En tant juifves queers féministes, nous souhaitons mettre en lumière les fonctionnements similaires entre antisémitisme et lesbophobie : selon les rhétoriques racistes et queerophobes, les juifves et queers ne sont pas reconnaissables facilement et peuvent ainsi s’organiser pour comploter (d’où les fantasmes sur les lobbies juifs et gays) ; et représentent un danger pour l’ordre du genre et l’ordre de la nation.

Nous luttons contre ces fantasmes antisémites de la figure de l’« ennemi de l’intérieur », « iels sont partout, comment les reconnaître/démasquer ? », et ceux qui nient nos identités et vécus diasporiques par d’autres thèses complotistes comme « iels n’ont pas de patrie et ont une allégeance à des entités supranationales ou internationales ». Les discriminations racistes, antisémites et lgbtqi-phobes se nourrissent et s’entretiennent, et rendent nos vécus juifs et queers lesbiennes doublement suspects et stigmatisés.

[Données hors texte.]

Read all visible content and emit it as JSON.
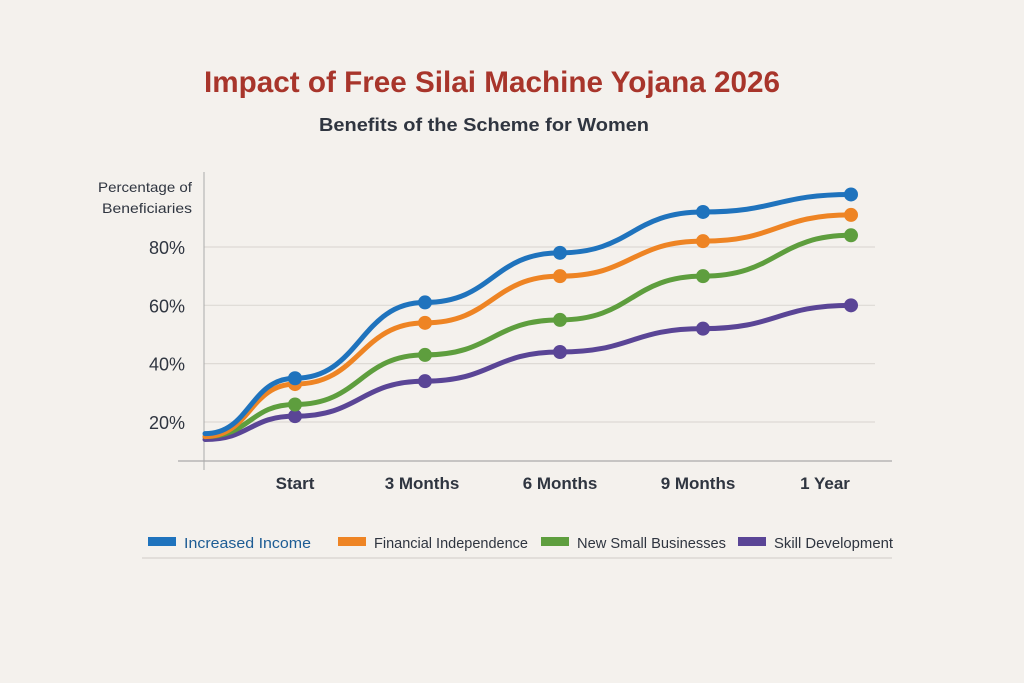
{
  "chart_data": {
    "type": "line",
    "title": "Impact of Free Silai Machine Yojana 2026",
    "subtitle": "Benefits of the Scheme for Women",
    "ylabel_line1": "Percentage of",
    "ylabel_line2": "Beneficiaries",
    "xlabel": "",
    "categories": [
      "Start",
      "3 Months",
      "6 Months",
      "9 Months",
      "1 Year"
    ],
    "y_ticks": [
      "20%",
      "40%",
      "60%",
      "80%"
    ],
    "y_tick_values": [
      20,
      40,
      60,
      80
    ],
    "ylim": [
      7,
      106
    ],
    "grid": true,
    "legend_position": "bottom",
    "series": [
      {
        "name": "Increased Income",
        "color": "#1f73bd",
        "origin_value": 16,
        "values": [
          35,
          61,
          78,
          92,
          98
        ]
      },
      {
        "name": "Financial Independence",
        "color": "#ee8424",
        "origin_value": 15,
        "values": [
          33,
          54,
          70,
          82,
          91
        ]
      },
      {
        "name": "New Small Businesses",
        "color": "#5e9e3e",
        "origin_value": 15,
        "values": [
          26,
          43,
          55,
          70,
          84
        ]
      },
      {
        "name": "Skill Development",
        "color": "#5a4596",
        "origin_value": 14,
        "values": [
          22,
          34,
          44,
          52,
          60
        ]
      }
    ],
    "colors": {
      "title": "#a8352b",
      "text": "#2f3540",
      "background": "#f4f1ed"
    }
  }
}
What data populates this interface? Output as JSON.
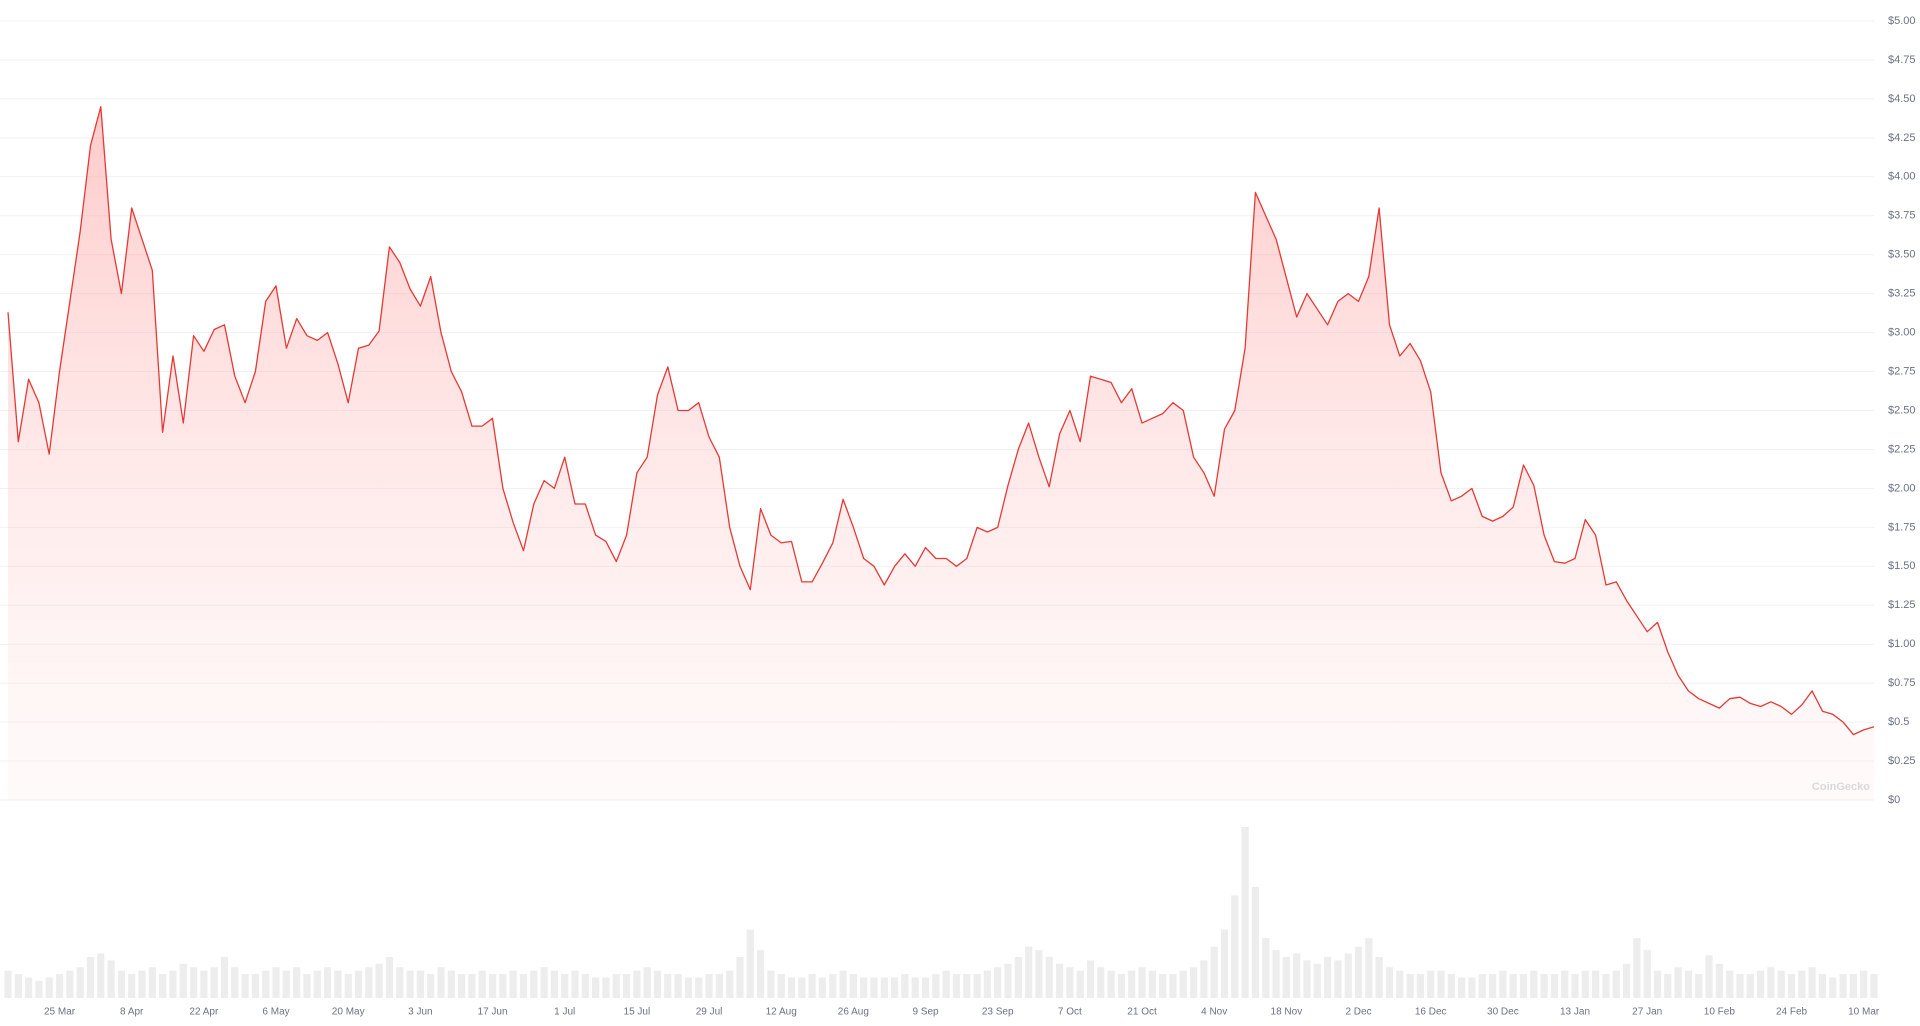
{
  "chart_data": {
    "type": "area",
    "watermark": "CoinGecko",
    "categories": [
      null,
      null,
      null,
      null,
      null,
      "25 Mar",
      null,
      null,
      null,
      null,
      null,
      null,
      "8 Apr",
      null,
      null,
      null,
      null,
      null,
      null,
      "22 Apr",
      null,
      null,
      null,
      null,
      null,
      null,
      "6 May",
      null,
      null,
      null,
      null,
      null,
      null,
      "20 May",
      null,
      null,
      null,
      null,
      null,
      null,
      "3 Jun",
      null,
      null,
      null,
      null,
      null,
      null,
      "17 Jun",
      null,
      null,
      null,
      null,
      null,
      null,
      "1 Jul",
      null,
      null,
      null,
      null,
      null,
      null,
      "15 Jul",
      null,
      null,
      null,
      null,
      null,
      null,
      "29 Jul",
      null,
      null,
      null,
      null,
      null,
      null,
      "12 Aug",
      null,
      null,
      null,
      null,
      null,
      null,
      "26 Aug",
      null,
      null,
      null,
      null,
      null,
      null,
      "9 Sep",
      null,
      null,
      null,
      null,
      null,
      null,
      "23 Sep",
      null,
      null,
      null,
      null,
      null,
      null,
      "7 Oct",
      null,
      null,
      null,
      null,
      null,
      null,
      "21 Oct",
      null,
      null,
      null,
      null,
      null,
      null,
      "4 Nov",
      null,
      null,
      null,
      null,
      null,
      null,
      "18 Nov",
      null,
      null,
      null,
      null,
      null,
      null,
      "2 Dec",
      null,
      null,
      null,
      null,
      null,
      null,
      "16 Dec",
      null,
      null,
      null,
      null,
      null,
      null,
      "30 Dec",
      null,
      null,
      null,
      null,
      null,
      null,
      "13 Jan",
      null,
      null,
      null,
      null,
      null,
      null,
      "27 Jan",
      null,
      null,
      null,
      null,
      null,
      null,
      "10 Feb",
      null,
      null,
      null,
      null,
      null,
      null,
      "24 Feb",
      null,
      null,
      null,
      null,
      null,
      null,
      "10 Mar",
      null
    ],
    "values": [
      3.13,
      2.3,
      2.7,
      2.55,
      2.22,
      2.75,
      3.2,
      3.65,
      4.2,
      4.45,
      3.6,
      3.25,
      3.8,
      3.6,
      3.4,
      2.36,
      2.85,
      2.42,
      2.98,
      2.88,
      3.02,
      3.05,
      2.72,
      2.55,
      2.75,
      3.2,
      3.3,
      2.9,
      3.09,
      2.98,
      2.95,
      3.0,
      2.8,
      2.55,
      2.9,
      2.92,
      3.01,
      3.55,
      3.45,
      3.28,
      3.17,
      3.36,
      3.0,
      2.75,
      2.62,
      2.4,
      2.4,
      2.45,
      2.0,
      1.78,
      1.6,
      1.9,
      2.05,
      2.0,
      2.2,
      1.9,
      1.9,
      1.7,
      1.66,
      1.53,
      1.7,
      2.1,
      2.2,
      2.6,
      2.78,
      2.5,
      2.5,
      2.55,
      2.33,
      2.2,
      1.75,
      1.5,
      1.35,
      1.87,
      1.7,
      1.65,
      1.66,
      1.4,
      1.4,
      1.52,
      1.65,
      1.93,
      1.75,
      1.55,
      1.5,
      1.38,
      1.5,
      1.58,
      1.5,
      1.62,
      1.55,
      1.55,
      1.5,
      1.55,
      1.75,
      1.72,
      1.75,
      2.02,
      2.25,
      2.42,
      2.2,
      2.01,
      2.35,
      2.5,
      2.3,
      2.72,
      2.7,
      2.68,
      2.55,
      2.64,
      2.42,
      2.45,
      2.48,
      2.55,
      2.5,
      2.2,
      2.1,
      1.95,
      2.38,
      2.5,
      2.9,
      3.9,
      3.75,
      3.6,
      3.35,
      3.1,
      3.25,
      3.15,
      3.05,
      3.2,
      3.25,
      3.2,
      3.36,
      3.8,
      3.05,
      2.85,
      2.93,
      2.82,
      2.62,
      2.1,
      1.92,
      1.95,
      2.0,
      1.82,
      1.79,
      1.82,
      1.88,
      2.15,
      2.02,
      1.7,
      1.53,
      1.52,
      1.55,
      1.8,
      1.7,
      1.38,
      1.4,
      1.28,
      1.18,
      1.08,
      1.14,
      0.95,
      0.8,
      0.7,
      0.65,
      0.62,
      0.59,
      0.65,
      0.66,
      0.62,
      0.6,
      0.63,
      0.6,
      0.55,
      0.61,
      0.7,
      0.57,
      0.55,
      0.5,
      0.42,
      0.45,
      0.47
    ],
    "volume": [
      16,
      14,
      12,
      10,
      12,
      14,
      16,
      18,
      24,
      26,
      22,
      16,
      14,
      16,
      18,
      14,
      16,
      20,
      18,
      16,
      18,
      24,
      18,
      14,
      14,
      16,
      18,
      16,
      18,
      14,
      16,
      18,
      16,
      14,
      16,
      18,
      20,
      24,
      18,
      16,
      16,
      14,
      18,
      16,
      14,
      14,
      16,
      14,
      14,
      16,
      14,
      16,
      18,
      16,
      14,
      16,
      14,
      12,
      12,
      14,
      14,
      16,
      18,
      16,
      14,
      14,
      12,
      12,
      14,
      14,
      16,
      24,
      40,
      28,
      16,
      14,
      12,
      12,
      14,
      12,
      14,
      16,
      14,
      12,
      12,
      12,
      12,
      14,
      12,
      12,
      14,
      16,
      14,
      14,
      14,
      16,
      18,
      20,
      24,
      30,
      28,
      24,
      20,
      18,
      16,
      22,
      18,
      16,
      14,
      16,
      18,
      16,
      14,
      14,
      16,
      18,
      22,
      30,
      40,
      60,
      100,
      65,
      35,
      28,
      24,
      26,
      22,
      20,
      24,
      22,
      26,
      30,
      35,
      24,
      18,
      16,
      14,
      14,
      16,
      16,
      14,
      12,
      12,
      14,
      14,
      16,
      14,
      14,
      16,
      14,
      14,
      16,
      14,
      16,
      16,
      14,
      16,
      20,
      35,
      28,
      16,
      14,
      18,
      16,
      14,
      25,
      20,
      16,
      14,
      14,
      16,
      18,
      16,
      14,
      16,
      18,
      14,
      12,
      14,
      14,
      16,
      14
    ],
    "color": "#e53935",
    "ylim": [
      0,
      5
    ],
    "yticks": [
      {
        "value": 0,
        "label": "$0"
      },
      {
        "value": 0.25,
        "label": "$0.25"
      },
      {
        "value": 0.5,
        "label": "$0.5"
      },
      {
        "value": 0.75,
        "label": "$0.75"
      },
      {
        "value": 1,
        "label": "$1.00"
      },
      {
        "value": 1.25,
        "label": "$1.25"
      },
      {
        "value": 1.5,
        "label": "$1.50"
      },
      {
        "value": 1.75,
        "label": "$1.75"
      },
      {
        "value": 2,
        "label": "$2.00"
      },
      {
        "value": 2.25,
        "label": "$2.25"
      },
      {
        "value": 2.5,
        "label": "$2.50"
      },
      {
        "value": 2.75,
        "label": "$2.75"
      },
      {
        "value": 3,
        "label": "$3.00"
      },
      {
        "value": 3.25,
        "label": "$3.25"
      },
      {
        "value": 3.5,
        "label": "$3.50"
      },
      {
        "value": 3.75,
        "label": "$3.75"
      },
      {
        "value": 4,
        "label": "$4.00"
      },
      {
        "value": 4.25,
        "label": "$4.25"
      },
      {
        "value": 4.5,
        "label": "$4.50"
      },
      {
        "value": 4.75,
        "label": "$4.75"
      },
      {
        "value": 5,
        "label": "$5.00"
      }
    ],
    "grid": true
  }
}
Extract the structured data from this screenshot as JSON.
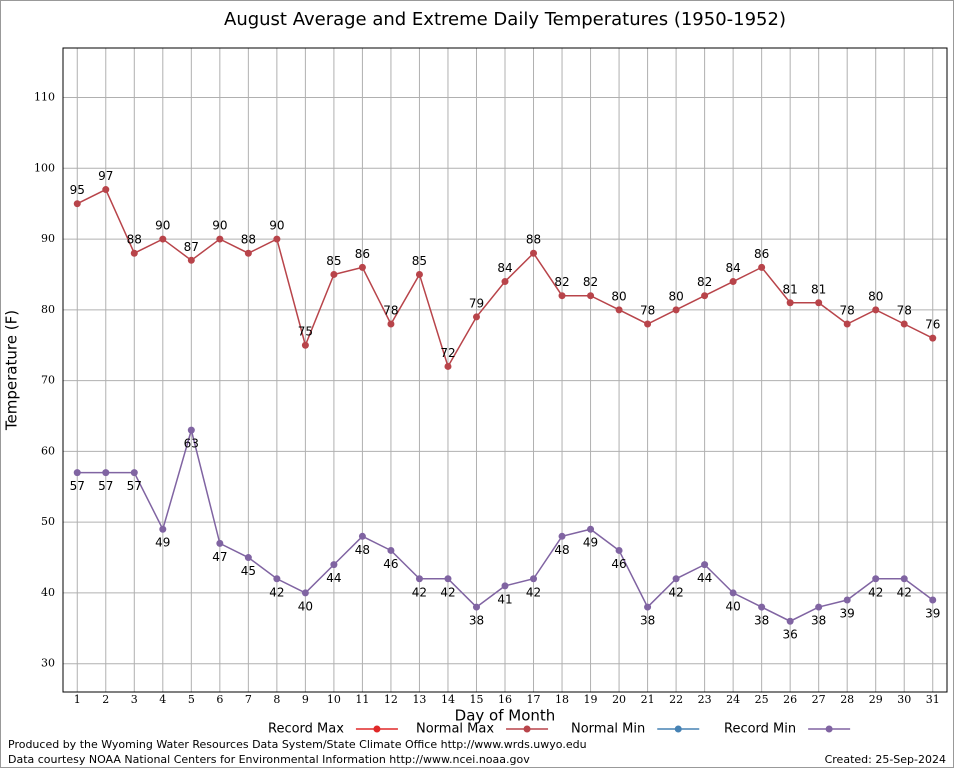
{
  "chart_data": {
    "type": "line",
    "title": "August Average and Extreme Daily Temperatures (1950-1952)",
    "xlabel": "Day of Month",
    "ylabel": "Temperature (F)",
    "x": [
      1,
      2,
      3,
      4,
      5,
      6,
      7,
      8,
      9,
      10,
      11,
      12,
      13,
      14,
      15,
      16,
      17,
      18,
      19,
      20,
      21,
      22,
      23,
      24,
      25,
      26,
      27,
      28,
      29,
      30,
      31
    ],
    "xlim": [
      0.5,
      31.5
    ],
    "xticks": [
      1,
      2,
      3,
      4,
      5,
      6,
      7,
      8,
      9,
      10,
      11,
      12,
      13,
      14,
      15,
      16,
      17,
      18,
      19,
      20,
      21,
      22,
      23,
      24,
      25,
      26,
      27,
      28,
      29,
      30,
      31
    ],
    "ylim": [
      26,
      117
    ],
    "yticks": [
      30,
      40,
      50,
      60,
      70,
      80,
      90,
      100,
      110
    ],
    "grid": true,
    "series": [
      {
        "name": "Record Max",
        "color": "#e02828",
        "values": [
          null,
          null,
          null,
          null,
          null,
          null,
          null,
          null,
          null,
          null,
          null,
          null,
          null,
          null,
          null,
          null,
          null,
          null,
          null,
          null,
          null,
          null,
          null,
          null,
          null,
          null,
          null,
          null,
          null,
          null,
          null
        ]
      },
      {
        "name": "Normal Max",
        "color": "#b8444a",
        "values": [
          95,
          97,
          88,
          90,
          87,
          90,
          88,
          90,
          75,
          85,
          86,
          78,
          85,
          72,
          79,
          84,
          88,
          82,
          82,
          80,
          78,
          80,
          82,
          84,
          86,
          81,
          81,
          78,
          80,
          78,
          76
        ]
      },
      {
        "name": "Normal Min",
        "color": "#4682b4",
        "values": [
          null,
          null,
          null,
          null,
          null,
          null,
          null,
          null,
          null,
          null,
          null,
          null,
          null,
          null,
          null,
          null,
          null,
          null,
          null,
          null,
          null,
          null,
          null,
          null,
          null,
          null,
          null,
          null,
          null,
          null,
          null
        ]
      },
      {
        "name": "Record Min",
        "color": "#8064a2",
        "values": [
          57,
          57,
          57,
          49,
          63,
          47,
          45,
          42,
          40,
          44,
          48,
          46,
          42,
          42,
          38,
          41,
          42,
          48,
          49,
          46,
          38,
          42,
          44,
          40,
          38,
          36,
          38,
          39,
          42,
          42,
          39
        ]
      }
    ],
    "footer": [
      "Produced by the Wyoming Water Resources Data System/State Climate Office http://www.wrds.uwyo.edu",
      "Data courtesy NOAA National Centers for Environmental Information http://www.ncei.noaa.gov"
    ],
    "created": "Created:  25-Sep-2024"
  }
}
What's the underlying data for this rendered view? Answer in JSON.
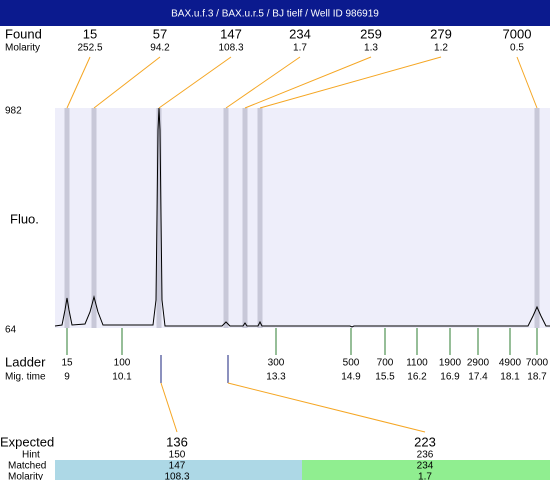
{
  "header": {
    "title": "BAX.u.f.3 / BAX.u.r.5 / BJ tielf / Well ID 986919"
  },
  "found": {
    "label": "Found",
    "molarity_label": "Molarity",
    "peaks": [
      {
        "size": 15,
        "molarity": 252.5
      },
      {
        "size": 57,
        "molarity": 94.2
      },
      {
        "size": 147,
        "molarity": 108.3
      },
      {
        "size": 234,
        "molarity": 1.7
      },
      {
        "size": 259,
        "molarity": 1.3
      },
      {
        "size": 279,
        "molarity": 1.2
      },
      {
        "size": 7000,
        "molarity": 0.5
      }
    ]
  },
  "plot": {
    "y_top": 982,
    "y_bottom": 64,
    "y_label": "Fluo."
  },
  "ladder": {
    "label": "Ladder",
    "time_label": "Mig. time",
    "markers": [
      {
        "size": 15,
        "time": 9
      },
      {
        "size": 100,
        "time": 10.1
      },
      {
        "size": 300,
        "time": 13.3
      },
      {
        "size": 500,
        "time": 14.9
      },
      {
        "size": 700,
        "time": 15.5
      },
      {
        "size": 1100,
        "time": 16.2
      },
      {
        "size": 1900,
        "time": 16.9
      },
      {
        "size": 2900,
        "time": 17.4
      },
      {
        "size": 4900,
        "time": 18.1
      },
      {
        "size": 7000,
        "time": 18.7
      }
    ]
  },
  "expected": {
    "label": "Expected",
    "hint_label": "Hint",
    "matched_label": "Matched",
    "molarity_label": "Molarity",
    "items": [
      {
        "expected": 136,
        "hint": 150,
        "matched": 147,
        "molarity": 108.3
      },
      {
        "expected": 223,
        "hint": 236,
        "matched": 234,
        "molarity": 1.7
      }
    ]
  }
}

Pour combattre ces stigmas et pour se joindre aux luttes des collectifs antiracistes présents contre la lesbophobie d’État, notamment liée à la PMA, nous voulons citer Leslie Feinberg qui appelait déjà dans les années 70 à lutter en mixité choisie et à l’intersection des oppressions, contre ces discriminations :

« Parfois, d’autres travailleurs me dirent que le contremaître les avait informés que tous les juifs étaient de riches banquiers et industriels, responsables de la souffrance de la classe ouvrière. Mais je rappelais à mes collègues qu’ils travaillaient chaque jour avec des juifs comme moi sur la table d’assemblage et, depuis quand le contremaître s’intéressait-il à notre misère ? Il est devenu clair pour moi que le racisme et l’antisémitisme – comme la haine des femmes et l’homophobie – était faits pour que nous continuions à nous battre entre nous, plutôt que de nous battre ensemble pour gagner de réelles avancées. »

Nous voulons aussi parler de nos isolements parce que queers : dans nos communautés, il est rare de pouvoir être out, ou bien cela nous vaudra d’être marginalisé·es. Nous voulons combattre cet isolement et les risques que nous prenons en dévoilant nos genres et sexualités : c’est pourquoi nous nous organisons en collectif, d’endroits où nous pouvons nous soutenir, mais aussi où nous pouvons ne pas apparaître individuellement. L’importance de situer notre parole à partir du collectif est aussi une manière de résister à la récupération et la libéralisation des luttes féministes, antiracistes et contre l’antisémitisme.

La culture française est truffée de représentations de la pute juive, de juives déviantes, de tentatrices des blancs aux péchés condamnés par la culture occidentale. L’association des Juifves à l’argent produit des stéréotypes destructeurs sur une supposé cupidité des femmes et/ou putes juifves. Ces clichés perdurent dans la société, et nous voulons renverser ces représentations en nous présentant comme nous sommes, lesbiennes, queers, bis, meufs juives aux sexualités et pensées politiques « déviantes », qui n’ont rien à cacher.

Nous voulons enfin profiter de parler de ces situations d’isolement et de marginalisation pour témoigner notre soutien aux combats menés par les TdS ici et ailleurs, des femmes, des queers, des trans, travailleureuses du sexe, pour qui les droits n’avancent pour ainsi dire pas, et qui subissent les violences sociales, raciales, lgbtqi-phobes, sexistes et sexuelles, les plus acceptées et donc négligées par nos sociétés.